THE MARKETING ETHICS CASE: CONFLICT OF INTEREST
Recall that a conflict of interest scenario was presented to a sample of 205 marketing researchers and that 111 of these researchers disapproved of the actions taken.
a Let p be the proportion of all marketing researchers who disapprove of the actions taken in the conflict of interest scenario. Set up the null and alternative hypotheses needed to attempt to provide evidence supporting the claim that a majority (more than 50 percent) of all marketing researchers disapprove of the actions taken.
b Assuming that the sample of 205 marketing researchers has been randomly selected, use critical values and the previously given sample information to test the hypotheses you set up in part a at the .10, .05, .01, and .001 levels of significance. How much evidence is there that a majority of all marketing researchers disapprove of the actions taken?
c Suppose a random sample of 1,000 marketing researchers reveals that 540 of the researchers disapprove of the actions taken in the conflict of interest scenario. Use critical values to determine how much evidence there is that a majority of all marketing researchers disapprove of the actions taken.
d Note that in parts b and c the sample proportion is (essentially) the same. Explain why the results of the hypothesis tests in parts b and c differ.

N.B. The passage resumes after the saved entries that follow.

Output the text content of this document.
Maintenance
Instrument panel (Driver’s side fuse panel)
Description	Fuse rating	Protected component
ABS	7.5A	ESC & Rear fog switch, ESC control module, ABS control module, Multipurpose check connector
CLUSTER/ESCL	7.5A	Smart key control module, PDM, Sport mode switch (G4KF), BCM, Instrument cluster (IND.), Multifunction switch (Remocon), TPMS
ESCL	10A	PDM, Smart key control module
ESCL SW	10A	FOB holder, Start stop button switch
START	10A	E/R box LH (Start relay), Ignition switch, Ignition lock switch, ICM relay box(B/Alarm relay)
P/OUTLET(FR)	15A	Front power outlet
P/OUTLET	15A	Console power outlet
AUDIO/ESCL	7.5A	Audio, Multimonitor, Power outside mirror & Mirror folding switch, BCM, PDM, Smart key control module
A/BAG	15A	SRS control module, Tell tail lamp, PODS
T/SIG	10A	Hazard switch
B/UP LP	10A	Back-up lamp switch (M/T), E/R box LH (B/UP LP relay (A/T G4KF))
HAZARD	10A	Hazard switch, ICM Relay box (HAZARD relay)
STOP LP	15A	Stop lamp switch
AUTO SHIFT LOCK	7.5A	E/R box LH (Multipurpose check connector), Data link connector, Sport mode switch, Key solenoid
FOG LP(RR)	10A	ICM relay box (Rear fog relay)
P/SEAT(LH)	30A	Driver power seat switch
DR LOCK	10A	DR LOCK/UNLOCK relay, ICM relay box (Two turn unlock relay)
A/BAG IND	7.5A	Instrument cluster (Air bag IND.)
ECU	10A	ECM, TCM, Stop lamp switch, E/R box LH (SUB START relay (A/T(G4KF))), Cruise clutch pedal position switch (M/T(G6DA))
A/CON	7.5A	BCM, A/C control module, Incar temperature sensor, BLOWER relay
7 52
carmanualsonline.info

9.72 Last year, television station WXYZ’s share of the 11 p.m. news audience was approximately equal to, but no greater than, 25 percent. The station’s management believes that the current audience share is higher than last year’s 25 percent share. In an attempt to substantiate this belief, the station surveyed a random sample of 400 11 p.m. news viewers and found that 146 watched WXYZ.
a Let p be the current proportion of all 11 p.m. 9.7 news viewers who watch WXYZ. Set up the null and alternative hypotheses needed to attempt to provide evidence supporting the claim that the current audience share for WXYZ is higher than last year’s 25 percent share.
b Use critical values and the following MINITAB output to test the hypotheses you set up in part a at the .10, .05, .01, and .001 levels of significance. How much evidence is there that the current audience share is higher than last year’s 25 percent share?
c Find the p-value for the hypothesis test in part b. Use the p-value to carry out the test by setting α equal to .10, .05, .01, and .001. Interpret your results.
d Do you think that the result of the station’s survey has practical importance? Why or why not?
9.73 In the book Essentials of Marketing Research, William R. Dillon, Thomas J. Madden, and Neil H. Firtle discuss a marketing research proposal to study day-after recall for a brand of mouthwash. To quote the authors:
The ad agency has developed a TV ad for the introduction of the mouthwash. The objective of the ad is to create awareness of the brand. The objective of this research is to evaluate the awareness generated by the ad measured by aided- and unaided-recall scores.
A minimum of 200 respondents who claim to have watched the TV show in which the ad was aired the night before will be contacted by telephone in 20 cities.
The study will provide information on the incidence of unaided and aided recall.
Suppose a random sample of 200 respondents shows that 46 of the people interviewed were able to recall the commercial without any prompting (unaided recall).
a In order for the ad to be considered successful, the percentage of unaided recall must be above the category norm for a TV commercial for the product class. If this norm is 18 percent, set up the null and alternative hypotheses needed to attempt to provide evidence that the ad is successful.
b Use the previously given sample information to compute the p-value for the hypothesis test you set up in part a. Use the p-value to carry out the test by setting α equal to .10, .05, .01, and .001. How much evidence is there that the TV commercial is successful?
c Do you think the result of the ad agency’s survey has practical importance? Explain your opinion.
9.74 Quality Progress, February 2005, reports on the results achieved by Bank of America in improving customer satisfaction and customer loyalty by listening to the ‘voice of the customer’. A key measure of customer satisfaction is the response on a scale from 1 to 10 to the question: “Considering all the business you do with Bank of America, what is your overall satisfaction with Bank of America?”4 Suppose that a random sample of 350 current customers results in 195 customers with a response of 9 or 10 representing ‘customer delight.’
a Let p denote the true proportion of all current Bank of America customers who would respond with a 9 or 10, and note that the historical proportion of customer delight for Bank of America has been .48. Calculate the p-value for testing H0: p = .48 versus Ha: p > .48. How much evidence is there that p exceeds .48?